I was walking around on the farm today to see what kind of photos I could come up with. I heard a hawk making... hawk noises and looked up to see a crow in pursuit of a chicken hawk. Unfortunately, this is the only photo that turned out decent.


----------



## LaFoto (Apr 13, 2008)

Well spotted little "action scene" up there in the sky! I like it. Those crows know how to show even the much bigger birds the way! Mostly so when they're nesting and are defending their young.

Is this the frame right out of your camera? I believe the photo offers room for some cropping to get us closer. Maybe?


----------



## matt-l (Apr 13, 2008)

i misread your little story and put farm and  what seemed to be written as "cow" together, i was hopping for a cow chasing a hawk!
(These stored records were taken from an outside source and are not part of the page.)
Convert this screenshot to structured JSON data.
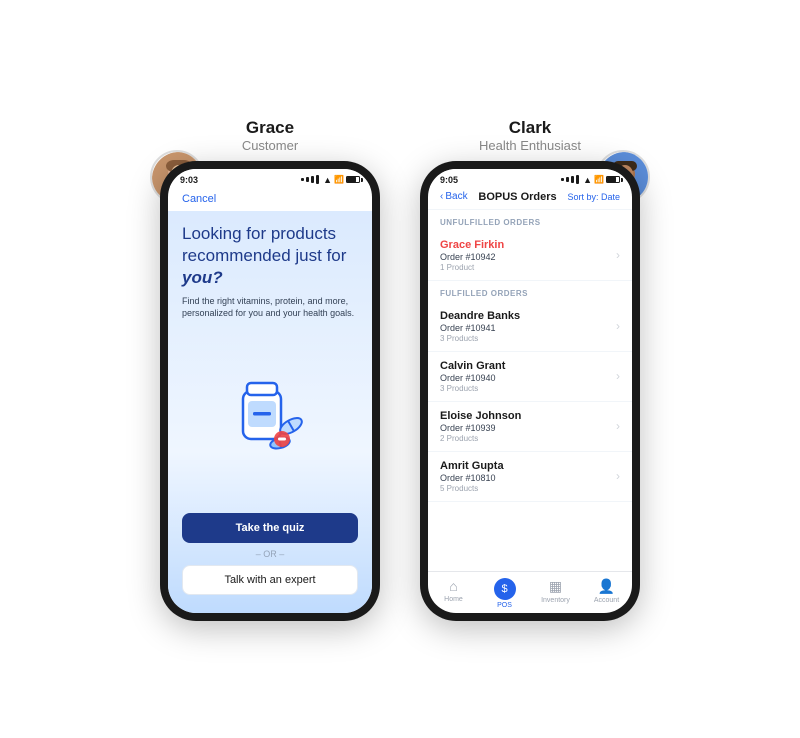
{
  "grace": {
    "name": "Grace",
    "role": "Customer",
    "time": "9:03",
    "cancel_label": "Cancel",
    "headline_part1": "Looking for products recommended just for ",
    "headline_bold": "you?",
    "subtext": "Find the right vitamins, protein, and more, personalized for you and your health goals.",
    "quiz_button": "Take the quiz",
    "or_text": "– OR –",
    "expert_button": "Talk with an expert"
  },
  "clark": {
    "name": "Clark",
    "role": "Health Enthusiast",
    "time": "9:05",
    "back_label": "Back",
    "page_title": "BOPUS Orders",
    "sort_label": "Sort by: Date",
    "unfulfilled_section": "UNFULFILLED ORDERS",
    "fulfilled_section": "FULFILLED ORDERS",
    "orders": [
      {
        "name": "Grace Firkin",
        "order": "Order #10942",
        "products": "1 Product",
        "unfulfilled": true
      },
      {
        "name": "Deandre Banks",
        "order": "Order #10941",
        "products": "3 Products",
        "unfulfilled": false
      },
      {
        "name": "Calvin Grant",
        "order": "Order #10940",
        "products": "3 Products",
        "unfulfilled": false
      },
      {
        "name": "Eloise Johnson",
        "order": "Order #10939",
        "products": "2 Products",
        "unfulfilled": false
      },
      {
        "name": "Amrit Gupta",
        "order": "Order #10810",
        "products": "5 Products",
        "unfulfilled": false
      }
    ],
    "nav": [
      {
        "label": "Home",
        "icon": "🏠",
        "active": false
      },
      {
        "label": "POS",
        "icon": "$",
        "active": true
      },
      {
        "label": "Inventory",
        "icon": "📦",
        "active": false
      },
      {
        "label": "Account",
        "icon": "👤",
        "active": false
      }
    ]
  }
}
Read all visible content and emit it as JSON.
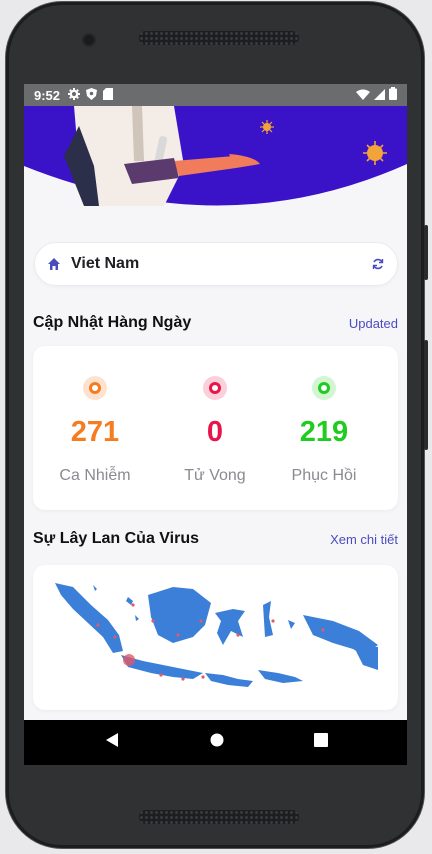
{
  "status_bar": {
    "time": "9:52"
  },
  "location": {
    "country": "Viet Nam"
  },
  "daily_update": {
    "title": "Cập Nhật Hàng Ngày",
    "link": "Updated",
    "stats": [
      {
        "value": "271",
        "label": "Ca Nhiễm",
        "color": "#f57c1f",
        "halo": "#fde3cf"
      },
      {
        "value": "0",
        "label": "Tử Vong",
        "color": "#e8154a",
        "halo": "#fbd0da"
      },
      {
        "value": "219",
        "label": "Phục Hồi",
        "color": "#1fcc1f",
        "halo": "#d2f5d2"
      }
    ]
  },
  "spread": {
    "title": "Sự Lây Lan Của Virus",
    "link": "Xem chi tiết"
  },
  "colors": {
    "hero": "#3a12c8",
    "map": "#3b7fd8",
    "accent": "#4b4dbd"
  }
}
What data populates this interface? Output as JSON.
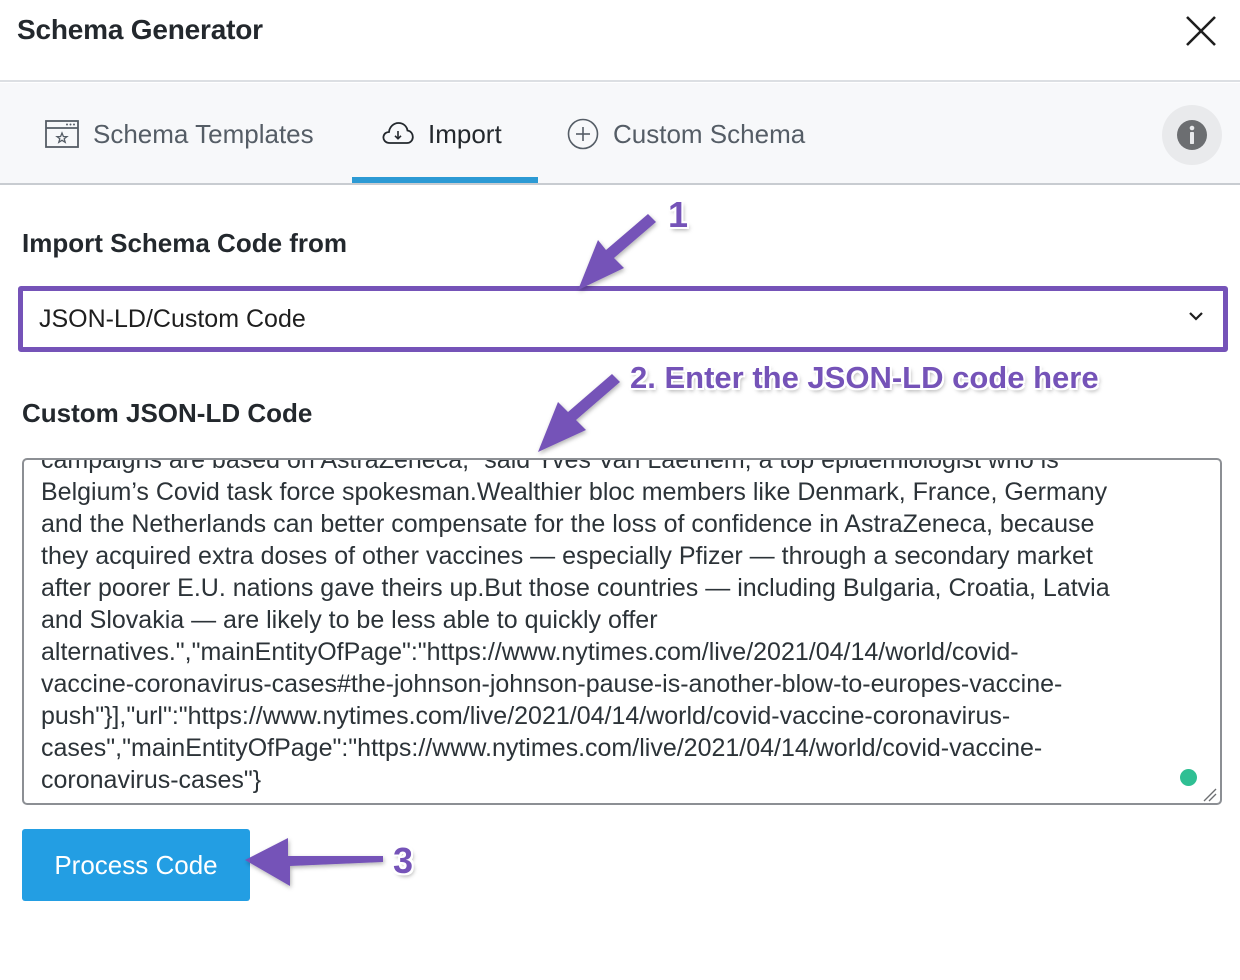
{
  "dialog": {
    "title": "Schema Generator",
    "close_icon": "close-icon"
  },
  "tabs": [
    {
      "label": "Schema Templates",
      "icon": "browser-star-icon",
      "active": false
    },
    {
      "label": "Import",
      "icon": "cloud-download-icon",
      "active": true
    },
    {
      "label": "Custom Schema",
      "icon": "plus-circle-icon",
      "active": false
    }
  ],
  "info_icon": "info-icon",
  "import": {
    "source_label": "Import Schema Code from",
    "source_selected": "JSON-LD/Custom Code",
    "code_label": "Custom JSON-LD Code",
    "code_value": "campaigns are based on AstraZeneca,” said Yves Van Laethem, a top epidemiologist who is\nBelgium’s Covid task force spokesman.Wealthier bloc members like Denmark, France, Germany\nand the Netherlands can better compensate for the loss of confidence in AstraZeneca, because\nthey acquired extra doses of other vaccines — especially Pfizer — through a secondary market\nafter poorer E.U. nations gave theirs up.But those countries — including Bulgaria, Croatia, Latvia\nand Slovakia — are likely to be less able to quickly offer\nalternatives.\",\"mainEntityOfPage\":\"https://www.nytimes.com/live/2021/04/14/world/covid-\nvaccine-coronavirus-cases#the-johnson-johnson-pause-is-another-blow-to-europes-vaccine-\npush\"}],\"url\":\"https://www.nytimes.com/live/2021/04/14/world/covid-vaccine-coronavirus-\ncases\",\"mainEntityOfPage\":\"https://www.nytimes.com/live/2021/04/14/world/covid-vaccine-\ncoronavirus-cases\"}",
    "process_button": "Process Code"
  },
  "annotations": {
    "step1": "1",
    "step2": "2. Enter the JSON-LD code here",
    "step3": "3"
  },
  "colors": {
    "annotation": "#7553b8",
    "accent_tab": "#2c9ad4",
    "button": "#239ee3",
    "grammarly": "#2fbf93"
  }
}
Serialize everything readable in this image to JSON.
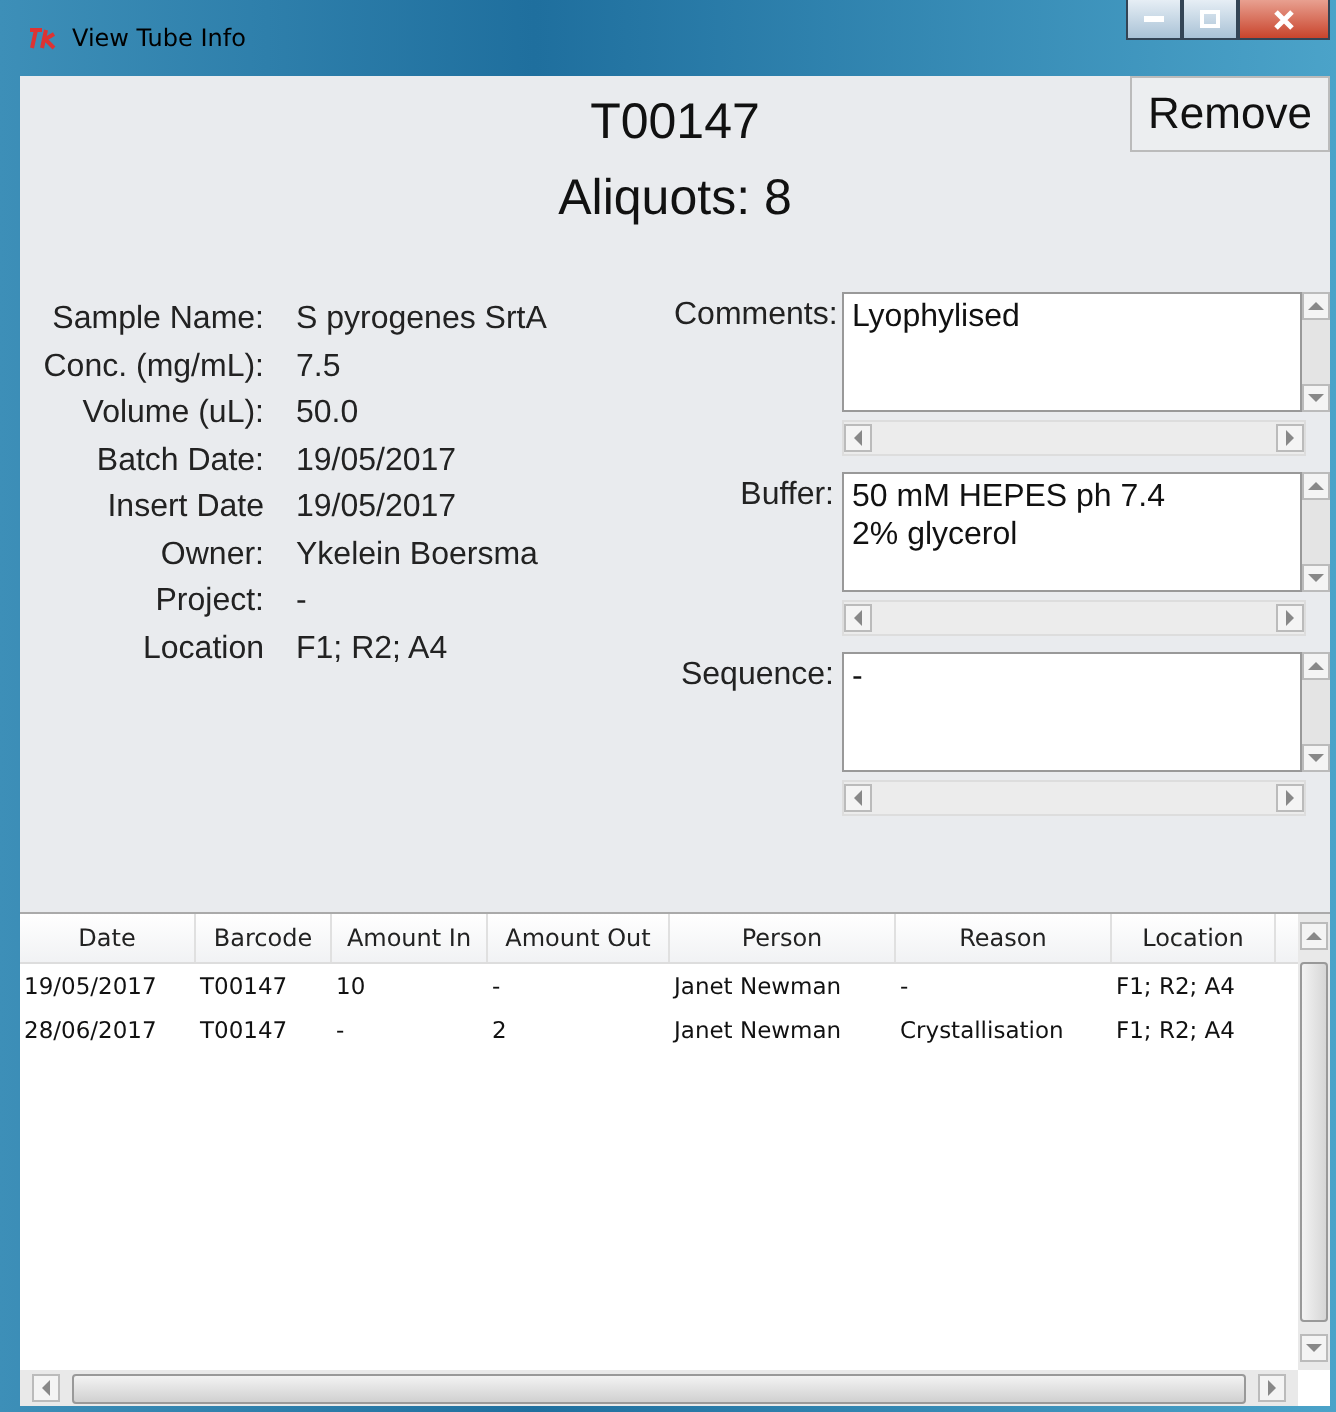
{
  "window": {
    "title": "View Tube Info"
  },
  "header": {
    "tube_id": "T00147",
    "aliquots": "Aliquots: 8",
    "remove_button": "Remove"
  },
  "fields": [
    {
      "label": "Sample Name:",
      "value": "S pyrogenes SrtA"
    },
    {
      "label": "Conc. (mg/mL):",
      "value": "7.5"
    },
    {
      "label": "Volume (uL):",
      "value": "50.0"
    },
    {
      "label": "Batch Date:",
      "value": "19/05/2017"
    },
    {
      "label": "Insert Date",
      "value": "19/05/2017"
    },
    {
      "label": "Owner:",
      "value": "Ykelein Boersma"
    },
    {
      "label": "Project:",
      "value": "-"
    },
    {
      "label": "Location",
      "value": "F1; R2; A4"
    }
  ],
  "text_areas": [
    {
      "label": "Comments:",
      "lines": [
        "Lyophylised"
      ]
    },
    {
      "label": "Buffer:",
      "lines": [
        "50 mM HEPES ph 7.4",
        "2% glycerol"
      ]
    },
    {
      "label": "Sequence:",
      "lines": [
        "-"
      ]
    }
  ],
  "table": {
    "columns": [
      "Date",
      "Barcode",
      "Amount In",
      "Amount Out",
      "Person",
      "Reason",
      "Location"
    ],
    "rows": [
      [
        "19/05/2017",
        "T00147",
        "10",
        "-",
        "Janet Newman",
        "-",
        "F1; R2; A4"
      ],
      [
        "28/06/2017",
        "T00147",
        "-",
        "2",
        "Janet Newman",
        "Crystallisation",
        "F1; R2; A4"
      ]
    ]
  }
}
i've seen gulls attacking eagles...if i were him(or her), that'd be supper


----------



## Mullen (Apr 13, 2008)

LaFoto said:


> Is this the frame right out of your camera? I believe the photo offers room for some cropping to get us closer. Maybe?


Yeah it's straight off the SD card. It's only a 6mp photo from a Powershot S3 IS, so there isn't a whole lot of cropping room. I did crop it a bit without loosing too much quality, though.








matt-l said:


> i misread your little story and put farm and  what seemed to be written as "cow" together, i was hopping for a cow chasing a hawk!


I suppose that would be little more interesting, wouldn't it?


----------



## LaFoto (Apr 13, 2008)

Oh, but this crop works fine! And isn't it at once so much more detailed? Shows how well you worked your focus.


----------